So they freely admit that it doesn't work with K4PC at present.

I'd still be interested to find out if a manual transfer works, if you get a chance to test it.


----------



## jacobpressures (Jan 6, 2011)

> So they freely admit that it doesn't work with K4PC at present.


Well it still depends on how you understand it. I thought that once i downloaded them to my kindle and pulled them up on K4PC that would be different. i understand that i can't download and sync directly with K4PC. But my files on my computer would naturally be understood to transfer from K4PC to Kindle.

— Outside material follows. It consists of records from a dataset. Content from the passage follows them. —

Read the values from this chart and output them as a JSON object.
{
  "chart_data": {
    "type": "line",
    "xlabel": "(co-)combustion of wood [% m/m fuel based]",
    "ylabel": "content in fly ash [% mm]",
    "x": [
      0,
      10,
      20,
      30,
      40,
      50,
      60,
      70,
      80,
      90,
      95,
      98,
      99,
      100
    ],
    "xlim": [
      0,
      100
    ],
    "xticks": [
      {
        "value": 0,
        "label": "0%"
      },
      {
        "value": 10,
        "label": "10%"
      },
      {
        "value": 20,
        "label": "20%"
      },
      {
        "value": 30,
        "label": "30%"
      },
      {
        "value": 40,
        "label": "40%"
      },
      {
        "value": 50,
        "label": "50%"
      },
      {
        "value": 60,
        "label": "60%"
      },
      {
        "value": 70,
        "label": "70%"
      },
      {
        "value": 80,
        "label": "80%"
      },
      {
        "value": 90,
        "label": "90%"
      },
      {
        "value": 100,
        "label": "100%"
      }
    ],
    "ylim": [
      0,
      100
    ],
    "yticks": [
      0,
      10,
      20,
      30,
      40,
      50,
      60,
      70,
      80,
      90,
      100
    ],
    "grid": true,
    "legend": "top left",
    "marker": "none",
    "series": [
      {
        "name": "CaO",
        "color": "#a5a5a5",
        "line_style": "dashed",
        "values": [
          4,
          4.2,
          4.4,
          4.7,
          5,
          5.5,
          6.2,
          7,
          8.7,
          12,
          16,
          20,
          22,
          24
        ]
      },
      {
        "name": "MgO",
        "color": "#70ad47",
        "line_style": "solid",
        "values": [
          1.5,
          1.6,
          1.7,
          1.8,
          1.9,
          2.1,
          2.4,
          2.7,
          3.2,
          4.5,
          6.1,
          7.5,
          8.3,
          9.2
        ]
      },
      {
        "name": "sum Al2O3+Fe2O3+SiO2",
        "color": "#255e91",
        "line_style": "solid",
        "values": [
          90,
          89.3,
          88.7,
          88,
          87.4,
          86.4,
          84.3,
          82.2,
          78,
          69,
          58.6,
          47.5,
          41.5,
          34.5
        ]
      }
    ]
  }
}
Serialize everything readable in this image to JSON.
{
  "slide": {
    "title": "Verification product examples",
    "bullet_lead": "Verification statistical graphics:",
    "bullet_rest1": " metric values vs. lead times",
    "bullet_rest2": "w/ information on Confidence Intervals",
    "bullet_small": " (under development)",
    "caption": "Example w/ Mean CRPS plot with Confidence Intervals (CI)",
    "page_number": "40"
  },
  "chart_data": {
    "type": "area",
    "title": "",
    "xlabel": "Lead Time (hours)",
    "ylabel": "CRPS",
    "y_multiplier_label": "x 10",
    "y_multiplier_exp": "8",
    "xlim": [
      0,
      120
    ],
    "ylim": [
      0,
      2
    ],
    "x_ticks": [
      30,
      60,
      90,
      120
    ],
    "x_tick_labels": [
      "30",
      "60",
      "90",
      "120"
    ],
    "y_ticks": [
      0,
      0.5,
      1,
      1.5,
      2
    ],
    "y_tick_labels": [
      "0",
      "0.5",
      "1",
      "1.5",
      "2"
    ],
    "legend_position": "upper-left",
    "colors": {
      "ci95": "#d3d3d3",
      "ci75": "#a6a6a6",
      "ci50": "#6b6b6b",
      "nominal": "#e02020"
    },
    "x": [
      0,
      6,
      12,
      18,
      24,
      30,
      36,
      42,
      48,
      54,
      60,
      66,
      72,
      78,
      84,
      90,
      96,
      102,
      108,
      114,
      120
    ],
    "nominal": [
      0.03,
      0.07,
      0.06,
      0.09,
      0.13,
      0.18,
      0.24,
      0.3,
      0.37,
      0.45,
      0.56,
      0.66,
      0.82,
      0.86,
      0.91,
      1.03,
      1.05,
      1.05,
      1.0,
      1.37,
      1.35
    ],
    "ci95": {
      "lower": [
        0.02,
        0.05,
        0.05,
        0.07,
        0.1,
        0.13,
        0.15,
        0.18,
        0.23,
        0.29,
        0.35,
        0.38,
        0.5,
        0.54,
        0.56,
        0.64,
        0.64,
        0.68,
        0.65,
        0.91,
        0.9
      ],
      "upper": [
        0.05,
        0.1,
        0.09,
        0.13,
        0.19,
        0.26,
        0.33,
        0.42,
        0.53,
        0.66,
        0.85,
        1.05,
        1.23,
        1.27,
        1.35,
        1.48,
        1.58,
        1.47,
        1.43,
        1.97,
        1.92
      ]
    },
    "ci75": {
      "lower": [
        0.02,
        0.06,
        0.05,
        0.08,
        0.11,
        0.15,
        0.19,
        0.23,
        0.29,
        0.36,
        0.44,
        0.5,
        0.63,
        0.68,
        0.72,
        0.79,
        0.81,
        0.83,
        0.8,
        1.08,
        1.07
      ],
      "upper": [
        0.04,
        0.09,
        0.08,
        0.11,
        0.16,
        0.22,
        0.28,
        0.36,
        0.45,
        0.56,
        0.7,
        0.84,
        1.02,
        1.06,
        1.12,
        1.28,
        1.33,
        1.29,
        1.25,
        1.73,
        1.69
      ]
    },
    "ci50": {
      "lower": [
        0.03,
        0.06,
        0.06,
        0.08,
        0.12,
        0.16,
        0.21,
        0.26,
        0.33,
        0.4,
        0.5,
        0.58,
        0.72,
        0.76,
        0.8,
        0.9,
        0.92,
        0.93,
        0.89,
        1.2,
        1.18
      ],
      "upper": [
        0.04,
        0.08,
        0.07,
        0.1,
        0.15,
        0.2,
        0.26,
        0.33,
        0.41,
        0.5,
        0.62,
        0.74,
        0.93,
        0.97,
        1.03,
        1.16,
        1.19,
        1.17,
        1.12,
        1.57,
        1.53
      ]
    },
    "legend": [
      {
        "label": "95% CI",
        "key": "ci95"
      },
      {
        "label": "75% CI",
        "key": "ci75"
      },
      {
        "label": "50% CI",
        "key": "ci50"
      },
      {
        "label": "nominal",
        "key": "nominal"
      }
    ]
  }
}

Despite several complaints they did not say that the feature was coming. I think online it does say that it is not available yet. I don't know if that means they are in the process or it is just not available.

Thanks!


----------



## jacobpressures (Jan 6, 2011)

Yes, i've read the info on their website again and it says that it is not currently available for the apps you mention. But if they are going to do it within a few months that will be good.


----------



## Morf (Nov 18, 2010)

Re-reading the email, it does suggest that they've only sent it to people who use the personal documents feature. Here's the email in full:


> Dear Kindle Customer,
> 
> As a past user of the Kindle Personal Documents Service, we are pleased to let you know about some improvements:
> 
> ...


----------



## jacobpressures (Jan 6, 2011)

Thanks! I guess at this point we just have to wait and see. Hopefully it won't be too long.


----------